With Christmas nearly here, loads of us will be hitting the trains.
But as passengers know, it’s not a cheap option. UK rail fares are among the most expensive in Europe.
Read the full story on Vice
So one man chose to take action – by ‘hacking’ the railway system.
London-based journalist Oobah Butler decided to take the train to York while avoiding those pesky ticket collectors.
How? By hiding inside a suitcase. (Warning: don’t try this at home, or on the train, or anywhere else.)
Baggage claim
In an article for Vice, Oobah chronicles his journey as a piece of luggage travelling from King’s Cross to York. He was on his way to see his sister who lives in the city.
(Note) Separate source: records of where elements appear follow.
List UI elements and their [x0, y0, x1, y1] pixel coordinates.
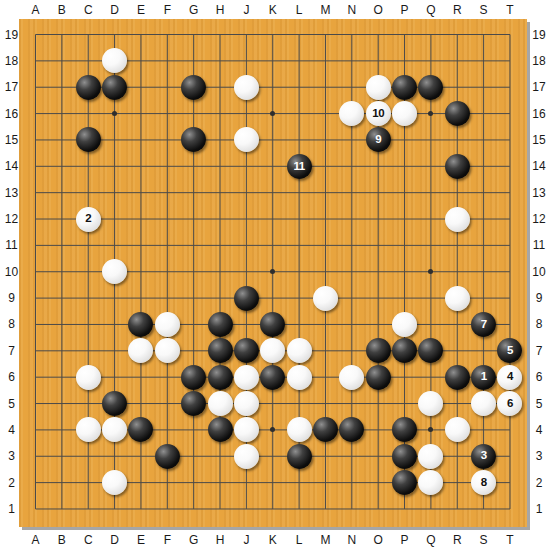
move-number-6: 6 [507, 398, 513, 410]
stone-white-L7 [287, 338, 312, 363]
stone-white-F8 [155, 312, 180, 337]
star-point-Q4 [428, 427, 433, 432]
stone-black-E8 [128, 312, 153, 337]
row-label-right-15: 15 [528, 133, 550, 147]
col-label-bottom-M: M [314, 533, 336, 547]
stone-black-P2 [392, 470, 417, 495]
col-label-bottom-O: O [367, 533, 389, 547]
stone-black-M4 [313, 417, 338, 442]
stone-black-J7 [234, 338, 259, 363]
stone-white-O16: 10 [366, 101, 391, 126]
star-point-D16 [112, 111, 117, 116]
stone-white-D2 [102, 470, 127, 495]
move-number-7: 7 [481, 319, 487, 331]
col-label-top-D: D [104, 3, 126, 17]
stone-white-P16 [392, 101, 417, 126]
move-number-3: 3 [481, 450, 487, 462]
stone-white-J6 [234, 365, 259, 390]
stone-black-N4 [339, 417, 364, 442]
col-label-top-O: O [367, 3, 389, 17]
stone-white-D18 [102, 48, 127, 73]
stone-black-O15: 9 [366, 127, 391, 152]
stone-white-D10 [102, 259, 127, 284]
stone-black-Q17 [418, 75, 443, 100]
move-number-2: 2 [85, 213, 91, 225]
row-label-right-7: 7 [528, 344, 550, 358]
col-label-top-B: B [51, 3, 73, 17]
stone-white-R4 [445, 417, 470, 442]
col-label-bottom-A: A [25, 533, 47, 547]
stone-black-J9 [234, 286, 259, 311]
col-label-top-E: E [130, 3, 152, 17]
col-label-top-N: N [341, 3, 363, 17]
col-label-top-M: M [314, 3, 336, 17]
stone-white-P8 [392, 312, 417, 337]
stone-black-Q7 [418, 338, 443, 363]
move-number-9: 9 [375, 134, 381, 146]
col-label-top-R: R [446, 3, 468, 17]
col-label-bottom-G: G [183, 533, 205, 547]
stone-black-G6 [181, 365, 206, 390]
stone-black-S8: 7 [471, 312, 496, 337]
star-point-K4 [270, 427, 275, 432]
stone-white-D4 [102, 417, 127, 442]
stone-black-H6 [208, 365, 233, 390]
stone-white-L4 [287, 417, 312, 442]
col-label-bottom-S: S [473, 533, 495, 547]
row-label-right-11: 11 [528, 238, 550, 252]
stone-white-J5 [234, 391, 259, 416]
stone-black-H8 [208, 312, 233, 337]
stone-black-S3: 3 [471, 444, 496, 469]
move-number-4: 4 [507, 371, 513, 383]
board-grid: 1091127514638 [22, 21, 523, 522]
col-label-top-K: K [262, 3, 284, 17]
stone-black-P4 [392, 417, 417, 442]
move-number-11: 11 [293, 161, 304, 173]
stone-black-H4 [208, 417, 233, 442]
col-label-bottom-Q: Q [420, 533, 442, 547]
stone-white-T6: 4 [497, 365, 522, 390]
row-label-right-17: 17 [528, 80, 550, 94]
row-label-right-8: 8 [528, 317, 550, 331]
stone-white-M9 [313, 286, 338, 311]
move-number-5: 5 [507, 345, 513, 357]
col-label-bottom-P: P [394, 533, 416, 547]
stone-black-O7 [366, 338, 391, 363]
stone-white-J3 [234, 444, 259, 469]
stone-black-L3 [287, 444, 312, 469]
col-label-bottom-F: F [156, 533, 178, 547]
stone-white-J15 [234, 127, 259, 152]
col-label-bottom-D: D [104, 533, 126, 547]
stone-white-Q5 [418, 391, 443, 416]
stone-white-N16 [339, 101, 364, 126]
stone-black-G17 [181, 75, 206, 100]
row-label-right-10: 10 [528, 265, 550, 279]
stone-black-D17 [102, 75, 127, 100]
col-label-bottom-C: C [77, 533, 99, 547]
move-number-10: 10 [372, 108, 384, 120]
row-label-right-3: 3 [528, 449, 550, 463]
row-label-right-16: 16 [528, 107, 550, 121]
stone-black-K6 [260, 365, 285, 390]
stone-white-R12 [445, 207, 470, 232]
row-label-right-5: 5 [528, 397, 550, 411]
col-label-top-F: F [156, 3, 178, 17]
stone-white-F7 [155, 338, 180, 363]
stone-black-R16 [445, 101, 470, 126]
stone-white-K7 [260, 338, 285, 363]
row-label-right-19: 19 [528, 28, 550, 42]
stone-black-T7: 5 [497, 338, 522, 363]
row-label-right-4: 4 [528, 423, 550, 437]
stone-black-G5 [181, 391, 206, 416]
stone-white-E7 [128, 338, 153, 363]
row-label-right-18: 18 [528, 54, 550, 68]
star-point-K10 [270, 269, 275, 274]
stone-black-F3 [155, 444, 180, 469]
stone-white-C4 [76, 417, 101, 442]
col-label-top-P: P [394, 3, 416, 17]
stone-black-R14 [445, 154, 470, 179]
col-label-bottom-E: E [130, 533, 152, 547]
stone-black-H7 [208, 338, 233, 363]
stone-white-J4 [234, 417, 259, 442]
stone-black-C15 [76, 127, 101, 152]
stone-white-J17 [234, 75, 259, 100]
star-point-Q10 [428, 269, 433, 274]
stone-black-D5 [102, 391, 127, 416]
col-label-top-T: T [499, 3, 521, 17]
col-label-top-L: L [288, 3, 310, 17]
stone-black-C17 [76, 75, 101, 100]
stone-white-Q2 [418, 470, 443, 495]
col-label-bottom-K: K [262, 533, 284, 547]
col-label-bottom-J: J [235, 533, 257, 547]
stone-black-R6 [445, 365, 470, 390]
stone-black-P3 [392, 444, 417, 469]
col-label-bottom-T: T [499, 533, 521, 547]
star-point-K16 [270, 111, 275, 116]
row-label-right-13: 13 [528, 186, 550, 200]
row-label-right-14: 14 [528, 159, 550, 173]
stone-black-L14: 11 [287, 154, 312, 179]
row-label-right-1: 1 [528, 502, 550, 516]
stone-white-S5 [471, 391, 496, 416]
stone-white-R9 [445, 286, 470, 311]
stone-black-P17 [392, 75, 417, 100]
goban[interactable]: 1091127514638 [19, 19, 527, 527]
stone-white-O17 [366, 75, 391, 100]
col-label-bottom-L: L [288, 533, 310, 547]
stone-white-H5 [208, 391, 233, 416]
stone-white-C12: 2 [76, 207, 101, 232]
col-label-top-J: J [235, 3, 257, 17]
col-label-bottom-R: R [446, 533, 468, 547]
move-number-8: 8 [481, 477, 487, 489]
row-label-right-2: 2 [528, 476, 550, 490]
stone-black-E4 [128, 417, 153, 442]
stone-white-Q3 [418, 444, 443, 469]
stone-black-O6 [366, 365, 391, 390]
move-number-1: 1 [481, 371, 487, 383]
stone-black-K8 [260, 312, 285, 337]
row-label-right-6: 6 [528, 370, 550, 384]
col-label-top-Q: Q [420, 3, 442, 17]
row-label-right-9: 9 [528, 291, 550, 305]
go-diagram: ABCDEFGHJKLMNOPQRST ABCDEFGHJKLMNOPQRST … [0, 0, 550, 550]
stone-black-G15 [181, 127, 206, 152]
col-label-top-S: S [473, 3, 495, 17]
stone-black-S6: 1 [471, 365, 496, 390]
stone-white-N6 [339, 365, 364, 390]
col-label-top-C: C [77, 3, 99, 17]
stone-white-S2: 8 [471, 470, 496, 495]
star-point-Q16 [428, 111, 433, 116]
col-label-bottom-H: H [209, 533, 231, 547]
stone-black-P7 [392, 338, 417, 363]
col-label-top-G: G [183, 3, 205, 17]
row-label-right-12: 12 [528, 212, 550, 226]
stone-white-C6 [76, 365, 101, 390]
col-label-top-H: H [209, 3, 231, 17]
col-label-bottom-N: N [341, 533, 363, 547]
stone-white-T5: 6 [497, 391, 522, 416]
col-label-bottom-B: B [51, 533, 73, 547]
col-label-top-A: A [25, 3, 47, 17]
stone-white-L6 [287, 365, 312, 390]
Climbing into a large red suitcase just around the corner from the London station on December 3, he enlisted his friend Chris Bethell to help.
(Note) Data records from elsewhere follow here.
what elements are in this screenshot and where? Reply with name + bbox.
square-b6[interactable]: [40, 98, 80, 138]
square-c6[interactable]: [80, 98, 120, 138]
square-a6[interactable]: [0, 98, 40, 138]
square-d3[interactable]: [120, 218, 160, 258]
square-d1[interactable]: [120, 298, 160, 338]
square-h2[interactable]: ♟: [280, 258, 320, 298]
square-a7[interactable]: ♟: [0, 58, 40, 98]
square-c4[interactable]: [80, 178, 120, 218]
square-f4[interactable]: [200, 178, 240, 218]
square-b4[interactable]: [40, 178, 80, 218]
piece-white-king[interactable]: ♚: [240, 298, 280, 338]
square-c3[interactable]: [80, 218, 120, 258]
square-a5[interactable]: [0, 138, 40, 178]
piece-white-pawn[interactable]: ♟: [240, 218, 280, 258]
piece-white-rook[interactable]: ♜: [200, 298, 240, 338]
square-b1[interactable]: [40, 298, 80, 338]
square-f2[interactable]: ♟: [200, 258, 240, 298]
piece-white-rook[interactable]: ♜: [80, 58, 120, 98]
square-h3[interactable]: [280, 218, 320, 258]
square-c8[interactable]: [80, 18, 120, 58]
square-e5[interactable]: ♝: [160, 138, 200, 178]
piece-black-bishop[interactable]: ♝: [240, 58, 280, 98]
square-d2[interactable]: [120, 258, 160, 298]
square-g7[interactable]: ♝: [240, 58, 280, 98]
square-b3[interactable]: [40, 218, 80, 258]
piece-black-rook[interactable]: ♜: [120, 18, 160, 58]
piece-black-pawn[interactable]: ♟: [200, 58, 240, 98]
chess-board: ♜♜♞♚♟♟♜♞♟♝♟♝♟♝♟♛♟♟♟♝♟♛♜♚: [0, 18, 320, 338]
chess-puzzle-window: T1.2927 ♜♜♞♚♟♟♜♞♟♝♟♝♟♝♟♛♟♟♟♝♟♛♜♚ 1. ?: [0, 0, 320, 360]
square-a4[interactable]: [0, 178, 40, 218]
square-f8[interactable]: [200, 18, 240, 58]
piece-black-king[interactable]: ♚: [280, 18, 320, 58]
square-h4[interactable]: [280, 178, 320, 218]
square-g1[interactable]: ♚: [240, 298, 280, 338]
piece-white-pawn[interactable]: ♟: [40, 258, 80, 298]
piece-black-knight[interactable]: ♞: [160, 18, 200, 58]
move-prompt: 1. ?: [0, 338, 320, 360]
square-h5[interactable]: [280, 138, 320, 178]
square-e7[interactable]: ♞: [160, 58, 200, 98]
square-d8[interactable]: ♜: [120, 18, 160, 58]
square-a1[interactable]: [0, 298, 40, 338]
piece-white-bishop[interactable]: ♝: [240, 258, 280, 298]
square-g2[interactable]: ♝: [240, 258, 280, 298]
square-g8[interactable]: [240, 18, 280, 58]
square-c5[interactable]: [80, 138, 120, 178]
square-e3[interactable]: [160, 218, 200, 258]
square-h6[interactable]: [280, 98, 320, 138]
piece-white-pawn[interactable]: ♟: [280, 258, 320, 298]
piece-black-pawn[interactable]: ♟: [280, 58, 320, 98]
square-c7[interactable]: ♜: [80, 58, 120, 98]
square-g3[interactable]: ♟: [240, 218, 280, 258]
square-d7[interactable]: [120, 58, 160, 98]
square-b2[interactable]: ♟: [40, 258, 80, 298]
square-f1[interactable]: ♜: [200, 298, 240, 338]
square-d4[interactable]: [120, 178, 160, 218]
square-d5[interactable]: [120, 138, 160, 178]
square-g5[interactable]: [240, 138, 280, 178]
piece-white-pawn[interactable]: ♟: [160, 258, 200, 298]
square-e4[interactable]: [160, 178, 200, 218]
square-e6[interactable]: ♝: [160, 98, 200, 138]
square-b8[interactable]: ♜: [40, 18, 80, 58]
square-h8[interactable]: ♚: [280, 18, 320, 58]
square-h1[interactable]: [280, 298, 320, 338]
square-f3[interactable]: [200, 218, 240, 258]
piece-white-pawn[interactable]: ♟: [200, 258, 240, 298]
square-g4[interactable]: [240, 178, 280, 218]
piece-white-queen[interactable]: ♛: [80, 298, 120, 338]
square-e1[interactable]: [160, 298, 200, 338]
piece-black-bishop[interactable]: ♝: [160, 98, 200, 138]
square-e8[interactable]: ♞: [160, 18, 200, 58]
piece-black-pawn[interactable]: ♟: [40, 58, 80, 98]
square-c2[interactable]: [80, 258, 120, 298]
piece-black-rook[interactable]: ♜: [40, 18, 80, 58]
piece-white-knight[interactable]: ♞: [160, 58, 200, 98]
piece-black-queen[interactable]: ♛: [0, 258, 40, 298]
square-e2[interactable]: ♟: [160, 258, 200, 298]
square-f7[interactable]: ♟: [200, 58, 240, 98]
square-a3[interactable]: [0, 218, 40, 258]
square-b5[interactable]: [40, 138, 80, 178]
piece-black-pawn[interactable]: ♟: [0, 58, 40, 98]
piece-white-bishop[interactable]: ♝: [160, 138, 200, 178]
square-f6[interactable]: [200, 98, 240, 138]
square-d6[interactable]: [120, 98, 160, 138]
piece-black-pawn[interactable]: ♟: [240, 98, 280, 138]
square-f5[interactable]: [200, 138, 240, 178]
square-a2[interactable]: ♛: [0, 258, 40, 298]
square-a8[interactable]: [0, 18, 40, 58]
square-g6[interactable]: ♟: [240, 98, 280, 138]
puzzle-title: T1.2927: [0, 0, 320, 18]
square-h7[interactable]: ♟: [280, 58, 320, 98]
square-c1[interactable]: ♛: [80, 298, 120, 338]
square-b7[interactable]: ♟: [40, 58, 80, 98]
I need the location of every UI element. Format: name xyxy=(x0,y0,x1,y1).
Chris is both the photographer who would chronicle Oobah’s strange journey, and a man clearly strong enough to haul a suitcase filled with a 25-year-old writer.
He successfully lugged the case on to the train. Even with a carefully cut air hole it was a stifling and cramped experience for the writer.
The case was propped next door to the toilets where he had to stay for the next couple of hours. It wasn’t easy…
Angry Birds
“Thirty minutes left, and it feels as if somebody is sat with a lighter, giving the cartilage behind my kneecaps a smiley,” he writes in his very entertaining report.
“Somebody has left the toilet door open and it smells like piss. I wish that the suitcase had been laid on its back so that I was packed more foetal, less child in an air raid. Daylight seems like a distant thing.”
Happily Oobah makes it to York without suffocating – or being discovered.
Here he springs from his suitcase and, during a few enjoyable hours in “the King’s city”, he admires York Minster, sees his sister and visits Scarcroft School fair. Here he wins an Angry Birds belt.
All too soon it’s time to climb back in the suitcase for the London-bound journey.
Once again, he succeeds in evading the ticket checkers, leaving Oobah to declare “I’ve won: I’m home”.
He leaves with his final thought: “I can tell you now: that luggage rack is going to be busy this December.”